Gnanzù
La pesca del tonno ha costituito una fiorente attività in Sicilia fino agli inizi degli anni 2000. Durante la primavera, i pescatori posizionavano in mare un complesso di reti suddiviso in “camere” nelle quali venivano convogliati i tonni. L’ultima rete, l’unica provvista di fondo e nota come “camera della morte”, serviva per imprigionare i tonni che, durante l’ultima fase della pesca, venivano portati in superficie facendo affiorare la rete dall’acqua. Questa pratica, altamente ritualizzata, era caratterizzata dalla presenza di canti, noti come cialome, che, oltre a organizzare e coordinare i gesti del lavoro, assumevano un valore propiziatorio e di ringraziamento. I canti dei tonnaroti erano caratterizzati da un testo solitamente di carattere devozionale, presentando riferimenti al Cristo, alla Vergine, ai Santi, e da una struttura vocale responsoriale: un cantore solista (cialumaturi), che non sta necessariamente lavorando, enuncia la parte narrativa che viene seguita dalla risposta del coro il quale, mentre compie lo sforzo di tirare, intona una formula all’unisono.
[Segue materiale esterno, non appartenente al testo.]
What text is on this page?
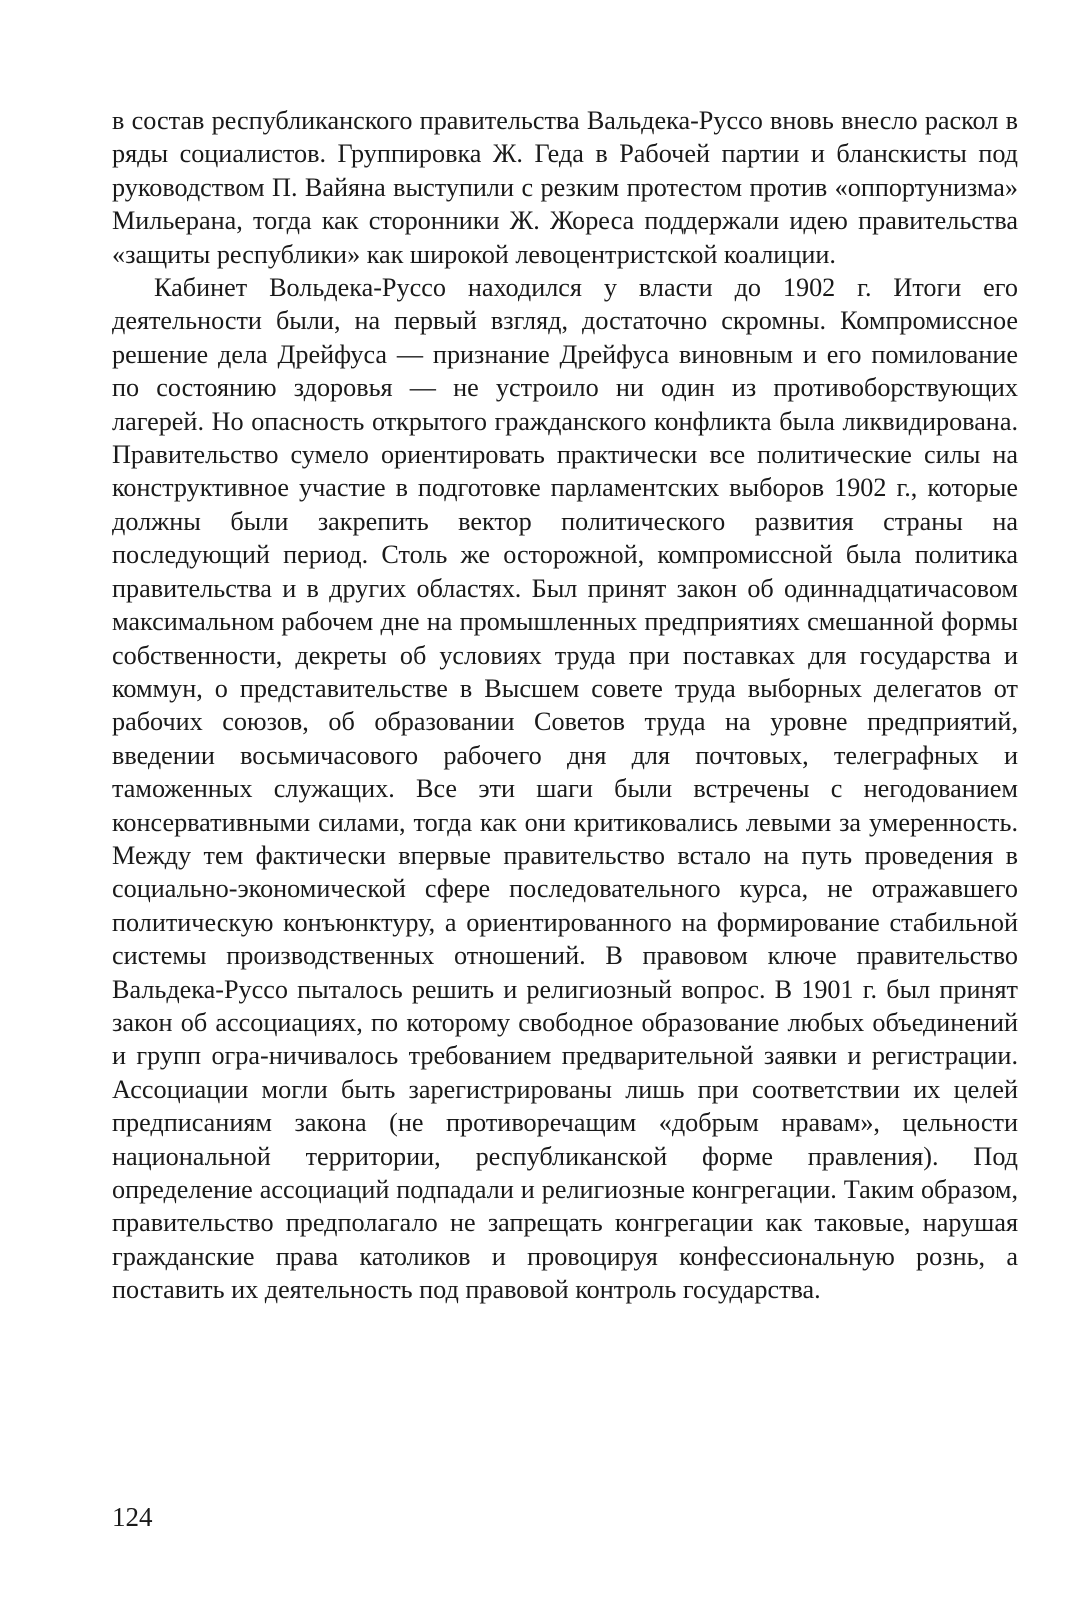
в состав республиканского правительства Вальдека-Руссо вновь внесло раскол в ряды социалистов. Группировка Ж. Геда в Рабочей партии и бланскисты под руководством П. Вайяна выступили с резким протестом против «оппортунизма» Мильерана, тогда как сторонники Ж. Жореса поддержали идею правительства «защиты республики» как широкой левоцентристской коалиции.

Кабинет Вольдека-Руссо находился у власти до 1902 г. Итоги его деятельности были, на первый взгляд, достаточно скромны. Компромиссное решение дела Дрейфуса — признание Дрейфуса виновным и его помилование по состоянию здоровья — не устроило ни один из противоборствующих лагерей. Но опасность открытого гражданского конфликта была ликвидирована. Правительство сумело ориентировать практически все политические силы на конструктивное участие в подготовке парламентских выборов 1902 г., которые должны были закрепить вектор политического развития страны на последующий период. Столь же осторожной, компромиссной была политика правительства и в других областях. Был принят закон об одиннадцатичасовом максимальном рабочем дне на промышленных предприятиях смешанной формы собственности, декреты об условиях труда при поставках для государства и коммун, о представительстве в Высшем совете труда выборных делегатов от рабочих союзов, об образовании Советов труда на уровне предприятий, введении восьмичасового рабочего дня для почтовых, телеграфных и таможенных служащих. Все эти шаги были встречены с негодованием консервативными силами, тогда как они критиковались левыми за умеренность. Между тем фактически впервые правительство встало на путь проведения в социально-экономической сфере последовательного курса, не отражавшего политическую конъюнктуру, а ориентированного на формирование стабильной системы производственных отношений. В правовом ключе правительство Вальдека-Руссо пыталось решить и религиозный вопрос. В 1901 г. был принят закон об ассоциациях, по которому свободное образование любых объединений и групп огра-ничивалось требованием предварительной заявки и регистрации. Ассоциации могли быть зарегистрированы лишь при соответствии их целей предписаниям закона (не противоречащим «добрым нравам», цельности национальной территории, республиканской форме правления). Под определение ассоциаций подпадали и религиозные конгрегации. Таким образом, правительство предполагало не запрещать конгрегации как таковые, нарушая гражданские права католиков и провоцируя конфессиональную рознь, а поставить их деятельность под правовой контроль государства.

124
Durante il momento di affioramento della “camera della morte”, i tonnaroti erano soliti intonare l’aiamola e il gnanzù, due canti che ritmavano i movimenti dei pescatori. L’aiamola era caratterizzata da un andamento lento che accompagnava lo sforzo durante il primo momento di affioramento della rete; lo gnanzù presentava invece un ritmo molto più serrato che scandiva il sollevamento della pesante rete ormai prossima alla superficie, mentre la voce del solista si sovrapponeva alla risposta dal coro. Nel presente video è possibile ascoltare un esempio di gnanzù e distinguerne il suo andamento serrato che accompagna lo sforzo dei pescatori nel momento ultimo della pesca.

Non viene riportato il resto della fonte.